Of those 55 and older, 48 percent had nothing saved for retirement, better than the 52 percent in 2013 who had nothing saved.

These numbers should serve as a rude awakening to millennials who very well could foot the bill for their parents.

A few plans could start to solve this problem. As Richard Thaler mentioned in “Nudge,” employers could automatically opt-in employees to 401(k) plans. Many employees forget to opt-in, or get so lost in the paperwork and options that they push off the task to do “next month.” Simplifying paperwork and options would vault the amount of Americans enrolled in tax-deferred retirement plans. Every person should enroll in a 401(k) plan if they have an employee match; it’s literally free money.

But just starting a retirement plan doesn’t mean it’ll be there when that person retires. Many people use their 401(k) as a savings account, so your mindset is still key to financial stability in retirement.

  1. Technology and virtual reality could bridge the gap of the immediate payoff of investing. When we invest, we delay pleasure for the future. As a 23-year-old, it’s hard for me to imagine myself at 50; I have no idea how my life will look. But if I wore VR glasses to see myself at that age, I would significantly increase my saving levels. Thankfully, the money I should have by then from investments I’ve made now drive me to save. But for parents and older people, you have to find your “why.” It may be that you want to pay for your child’s college or to change the financial history of your family. You need a reason to delay buying brand new cars or eating out so much that you decimate your retirement.
  2. Simplify investing; the concepts and methods
    While I was growing up, investing seemed like a rich person thing. I thought I would need a broker to whom I would pay a ton of money. I believe this mindset is one reason why so many Americans have dismal saving. But the game has changed; roboadvisors such as Wealthfront and Betterment have made investing as easy as downloading an app, and along with Vanguard, high fees are history. All three have plenty of options with less than a .5 percent fee. You have no reason to avoid investing.

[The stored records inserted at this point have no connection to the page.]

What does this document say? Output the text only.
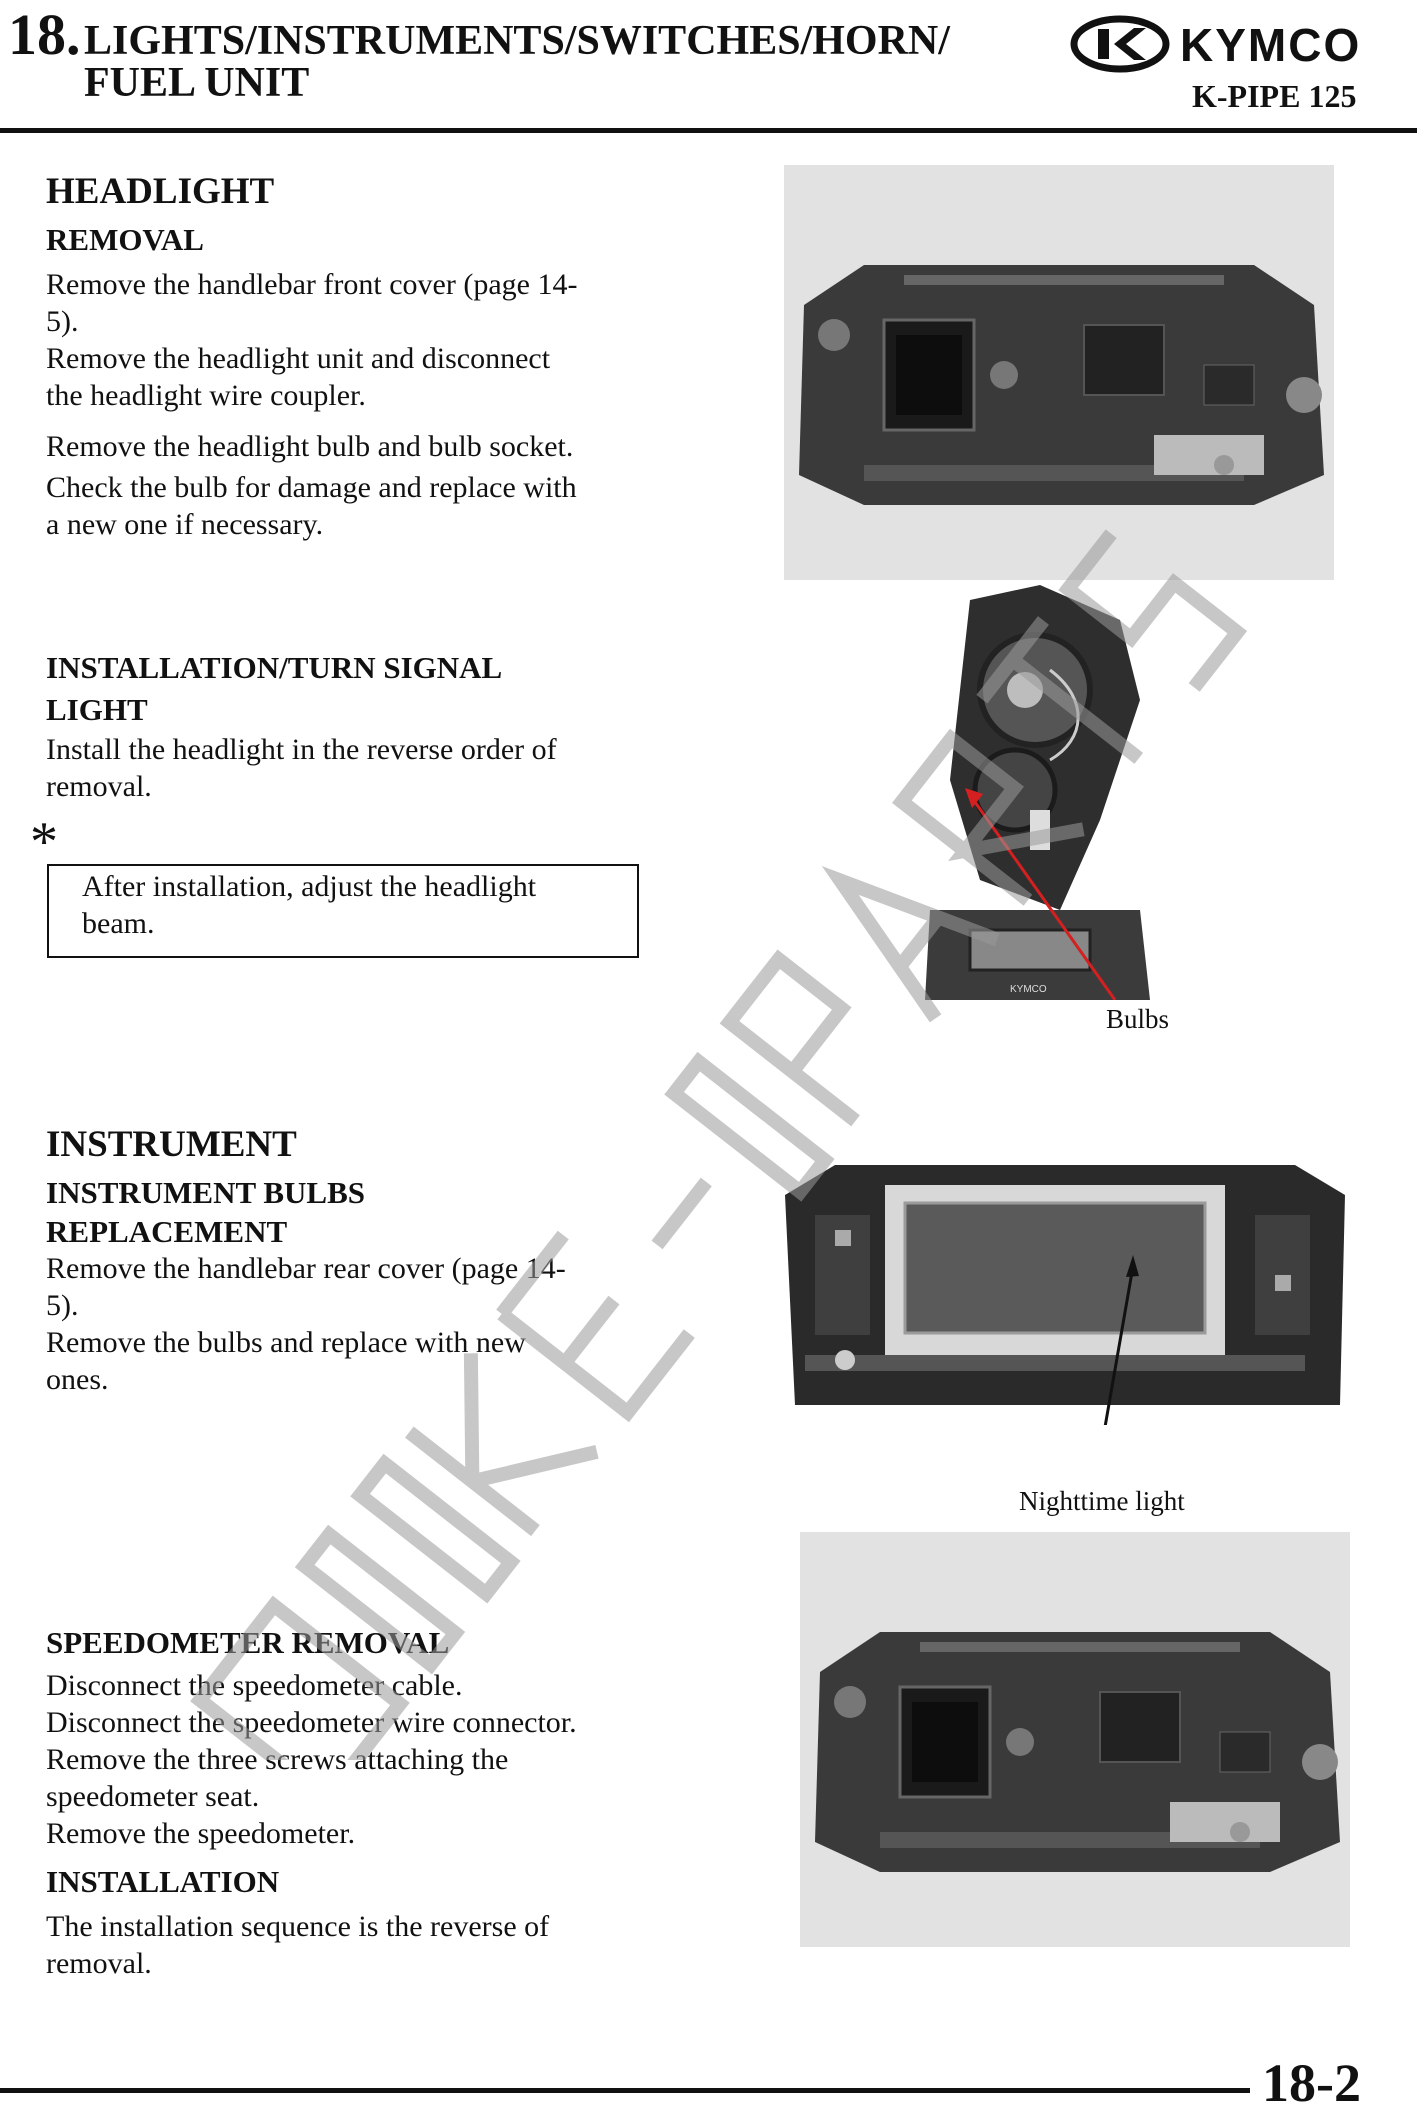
18. LIGHTS/INSTRUMENTS/SWITCHES/HORN/
FUEL UNIT
KYMCO
K-PIPE 125
HEADLIGHT
REMOVAL
Remove the handlebar front cover (page 14-
5).
Remove the headlight unit and disconnect
the headlight wire coupler.
Remove the headlight bulb and bulb socket.
Check the bulb for damage and replace with
a new one if necessary.
INSTALLATION/TURN SIGNAL
LIGHT
Install the headlight in the reverse order of
removal.
*
After installation, adjust the headlight
beam.
KYMCO
Bulbs
INSTRUMENT
INSTRUMENT BULBS
REPLACEMENT
Remove the handlebar rear cover (page 14-
5).
Remove the bulbs and replace with new
ones.
Nighttime light
SPEEDOMETER REMOVAL
Disconnect the speedometer cable.
Disconnect the speedometer wire connector.
Remove the three screws attaching the
speedometer seat.
Remove the speedometer.
INSTALLATION
The installation sequence is the reverse of
removal.
18-2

Good news to those older Americans with no saving: it’s never been easier to make money. Get a side hustle, sell things on Amazon, or drive for Uber. While retirement may sound glamorous (yawn), studies show that people who retire die much earlier than those who continue working. So start an encore career in which you make great money. If you need ideas, look at the list on Listenmoneymatters.com, jump on google or ask your grandson. It’s never too late to start saving, and with many people working into their 70s, you’re not alone. Just think: if you’re 55, you could grow your money for 20 more years. If you invest 10,000 into Vanguard index funds, you could earn 50,000 after ten years. So what are you waiting for? Get up and grind.